Brader cette ressource hâte donc l’avènement d’une pénurie énergétique aux conséquences catastrophiques. Dans l’intervalle, l’augmentation de la consommation d’énergie fossile induite par le pétrole pas cher intensifie encore les tensions géopolitiques entre pays producteurs et importateurs, les impacts sur des populations et des milieux naturels déjà largement mis à mal, augmente la pollution, l’emprise des routes ou encore les embouteillages… la liste est sans fin.
Pourquoi alors ne pas augmenter les prix de l’essence ? Parce que les gouvernements sont en quelque sorte pris au piège. La dépendance aux produits pétroliers est si forte que toute variation brutale de son prix a des répercussions profondes sur la croissance économique. Et jusqu’à présent, aucun parti au pouvoir n’est prêt à prendre le risque politique de remettre en question l’abondance et le gaspillage de ressources sur lesquelles repose le modèle occidental.

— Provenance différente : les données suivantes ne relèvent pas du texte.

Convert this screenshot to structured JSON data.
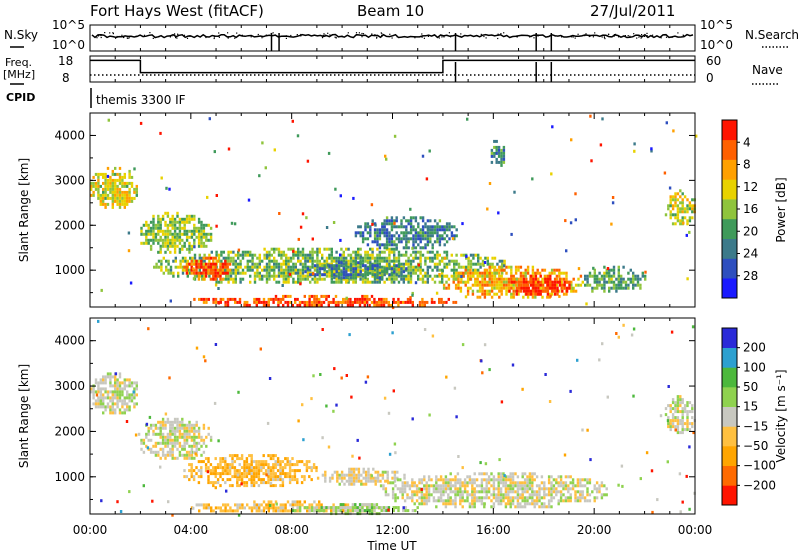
{
  "header": {
    "station": "Fort Hays West (fitACF)",
    "beam": "Beam 10",
    "date": "27/Jul/2011"
  },
  "strips": {
    "nsky_label": "N.Sky",
    "nsky_ticks": [
      "10^5",
      "10^0"
    ],
    "nsearch_label": "N.Search",
    "nsearch_ticks": [
      "10^5",
      "10^0"
    ],
    "freq_label_1": "Freq.",
    "freq_label_2": "[MHz]",
    "freq_ticks": [
      "18",
      "8"
    ],
    "nave_label": "Nave",
    "nave_ticks": [
      "60",
      "0"
    ],
    "cpid_label": "CPID",
    "cpid_value": "themis 3300 IF"
  },
  "axes": {
    "ylabel": "Slant Range [km]",
    "xlabel": "Time UT",
    "yticks": [
      "1000",
      "2000",
      "3000",
      "4000"
    ],
    "xticks": [
      "00:00",
      "04:00",
      "08:00",
      "12:00",
      "16:00",
      "20:00",
      "00:00"
    ]
  },
  "colorbars": {
    "power_label": "Power [dB]",
    "power_ticks": [
      "4",
      "8",
      "12",
      "16",
      "20",
      "24",
      "28"
    ],
    "velocity_label": "Velocity [m s⁻¹]",
    "velocity_ticks": [
      "200",
      "100",
      "50",
      "15",
      "−15",
      "−50",
      "−100",
      "−200"
    ]
  },
  "chart_data": [
    {
      "type": "heatmap",
      "name": "power",
      "x_range_hours": [
        0,
        24
      ],
      "y_range_km": [
        180,
        4500
      ],
      "color_range": [
        0,
        30
      ],
      "colors": [
        "#1a1aff",
        "#2e4fbf",
        "#3c7a8a",
        "#3f9a5a",
        "#8fc43c",
        "#e8d200",
        "#ffa000",
        "#ff6000",
        "#ff1400"
      ],
      "regions": [
        {
          "t": [
            0.0,
            1.9
          ],
          "r": [
            2400,
            3300
          ],
          "v": 18
        },
        {
          "t": [
            1.9,
            4.8
          ],
          "r": [
            1400,
            2300
          ],
          "v": 15
        },
        {
          "t": [
            2.5,
            16.5
          ],
          "r": [
            700,
            1500
          ],
          "v": 14
        },
        {
          "t": [
            3.7,
            5.6
          ],
          "r": [
            800,
            1300
          ],
          "v": 26
        },
        {
          "t": [
            8.5,
            12.5
          ],
          "r": [
            850,
            1200
          ],
          "v": 9
        },
        {
          "t": [
            10.5,
            14.5
          ],
          "r": [
            1500,
            2200
          ],
          "v": 9
        },
        {
          "t": [
            14.0,
            19.5
          ],
          "r": [
            400,
            1100
          ],
          "v": 21
        },
        {
          "t": [
            16.5,
            19.0
          ],
          "r": [
            450,
            900
          ],
          "v": 28
        },
        {
          "t": [
            4.0,
            14.5
          ],
          "r": [
            220,
            450
          ],
          "v": 26
        },
        {
          "t": [
            19.5,
            22.0
          ],
          "r": [
            500,
            1100
          ],
          "v": 12
        },
        {
          "t": [
            22.8,
            24.0
          ],
          "r": [
            2000,
            2800
          ],
          "v": 17
        },
        {
          "t": [
            15.8,
            16.4
          ],
          "r": [
            3300,
            3900
          ],
          "v": 10
        }
      ]
    },
    {
      "type": "heatmap",
      "name": "velocity",
      "x_range_hours": [
        0,
        24
      ],
      "y_range_km": [
        180,
        4500
      ],
      "color_range": [
        -200,
        200
      ],
      "colors": [
        "#ff1400",
        "#ff6a00",
        "#ffa500",
        "#ffc040",
        "#c8c8c0",
        "#8fd24f",
        "#4cb83c",
        "#2ca0d0",
        "#2a2ad8"
      ],
      "regions": [
        {
          "t": [
            0.0,
            1.9
          ],
          "r": [
            2400,
            3300
          ],
          "v": 0
        },
        {
          "t": [
            1.9,
            4.8
          ],
          "r": [
            1400,
            2300
          ],
          "v": 0
        },
        {
          "t": [
            3.7,
            9.0
          ],
          "r": [
            800,
            1500
          ],
          "v": -60
        },
        {
          "t": [
            9.0,
            12.5
          ],
          "r": [
            850,
            1200
          ],
          "v": -20
        },
        {
          "t": [
            11.5,
            20.5
          ],
          "r": [
            350,
            1100
          ],
          "v": 0
        },
        {
          "t": [
            4.0,
            11.5
          ],
          "r": [
            220,
            480
          ],
          "v": -50
        },
        {
          "t": [
            8.0,
            13.0
          ],
          "r": [
            220,
            420
          ],
          "v": 40
        },
        {
          "t": [
            22.8,
            24.0
          ],
          "r": [
            2000,
            2800
          ],
          "v": 0
        }
      ]
    },
    {
      "type": "line",
      "name": "frequency_mhz",
      "x": [
        0,
        2.0,
        2.0,
        14.0,
        14.0,
        24
      ],
      "y": [
        16.3,
        16.3,
        11.6,
        11.6,
        16.3,
        16.3
      ],
      "ylim": [
        8,
        18
      ]
    }
  ]
}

« Le mode de vie américain n’est pas négociable » a déclaré en 1992 George Bush père à l’ouverture des travaux de la Conférence de Rio sur le développement durable. Le problème, c’est que la nature ne négocie pas non plus.
Un beau désastre
Jusqu’au 8 janvier 2012, le Musée Mccord accueille à Montréal Oil, une exposition des clichés du photographe torontois edward Burtynsky, qui illustrent le gigantisme et l’omniprésence du pétrole dans nos vies.
L’oeuvre d’edward Burtynsky, qui montre essentiellement les changements induits par les activités humaines, a été le sujet d’un documentaire canadien très remarqué en 2006, Manufatured Landscapes.